Dublin-based Thinkhouse PR will open the doors of its new virtual agency next month and is in the process of recruiting staff to manage launches, press conferences and parties online.
Founder Jane McDaid believes Thinkhouse is the first Irish company to launch a virtual version of itself on Secondlife and will offer PR services to more than a million Secondlife "residents".
The virtual world, created by San Francisco company Linden, offers users the opportunity to live out an alternative version of themselves online. Its members create avatars, cartoonlike characters that will represent them in Secondlife. The avatars can converse with other Secondlife residents, buy and sell goods and services and build extensions to the Secondlife world online.

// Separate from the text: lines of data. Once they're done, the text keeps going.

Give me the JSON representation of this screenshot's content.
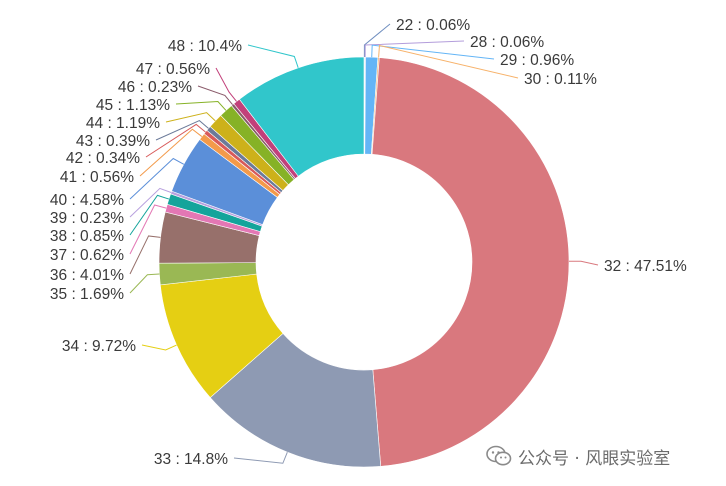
{
  "chart_data": {
    "type": "pie",
    "variant": "donut",
    "label_format": "{name} : {percent}%",
    "slices": [
      {
        "name": "22",
        "percent": "0.06",
        "value": 0.06,
        "color": "#6f8ebf"
      },
      {
        "name": "28",
        "percent": "0.06",
        "value": 0.06,
        "color": "#b39ddb"
      },
      {
        "name": "29",
        "percent": "0.96",
        "value": 0.96,
        "color": "#64b5f6"
      },
      {
        "name": "30",
        "percent": "0.11",
        "value": 0.11,
        "color": "#f7b26a"
      },
      {
        "name": "32",
        "percent": "47.51",
        "value": 47.51,
        "color": "#d9787e"
      },
      {
        "name": "33",
        "percent": "14.8",
        "value": 14.8,
        "color": "#8e9ab3"
      },
      {
        "name": "34",
        "percent": "9.72",
        "value": 9.72,
        "color": "#e5cf13"
      },
      {
        "name": "35",
        "percent": "1.69",
        "value": 1.69,
        "color": "#9ab854"
      },
      {
        "name": "36",
        "percent": "4.01",
        "value": 4.01,
        "color": "#97706b"
      },
      {
        "name": "37",
        "percent": "0.62",
        "value": 0.62,
        "color": "#e377b4"
      },
      {
        "name": "38",
        "percent": "0.85",
        "value": 0.85,
        "color": "#14a49b"
      },
      {
        "name": "39",
        "percent": "0.23",
        "value": 0.23,
        "color": "#b8a0de"
      },
      {
        "name": "40",
        "percent": "4.58",
        "value": 4.58,
        "color": "#5b8fd9"
      },
      {
        "name": "41",
        "percent": "0.56",
        "value": 0.56,
        "color": "#f39a4a"
      },
      {
        "name": "42",
        "percent": "0.34",
        "value": 0.34,
        "color": "#d85a5a"
      },
      {
        "name": "43",
        "percent": "0.39",
        "value": 0.39,
        "color": "#6b7a99"
      },
      {
        "name": "44",
        "percent": "1.19",
        "value": 1.19,
        "color": "#cdb11a"
      },
      {
        "name": "45",
        "percent": "1.13",
        "value": 1.13,
        "color": "#86b226"
      },
      {
        "name": "46",
        "percent": "0.23",
        "value": 0.23,
        "color": "#8a5a6a"
      },
      {
        "name": "47",
        "percent": "0.56",
        "value": 0.56,
        "color": "#c2407a"
      },
      {
        "name": "48",
        "percent": "10.4",
        "value": 10.4,
        "color": "#31c6cb"
      }
    ]
  },
  "watermark": {
    "text": "公众号 · 风眼实验室",
    "icon": "wechat-icon"
  }
}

Secondlife users spend over $400,000 a day.
The phenomenon has become so pervasive that news agency Reuters has even set up a Secondlife bureau staffed by reporter Adam Pasick, whose avatar, Adam Reuters, provides daily bulletins to other Secondlifers.
Thinkhouse is hoping to capitalise on the growing popularity of the virtual world.
McDaid said its new virtual agency will "host events, product launches and arrange publicity stunts for our clients".
All this will take place at Thinkhouse's "island" just off the Dublin coast. Secondlife, it seems, mirrors real life in Dublin in one crucial respect.
"We were thinking of renting an office on Second Life's ' Dublin' Grafton Street, but the property prices were too high, " McDaid said.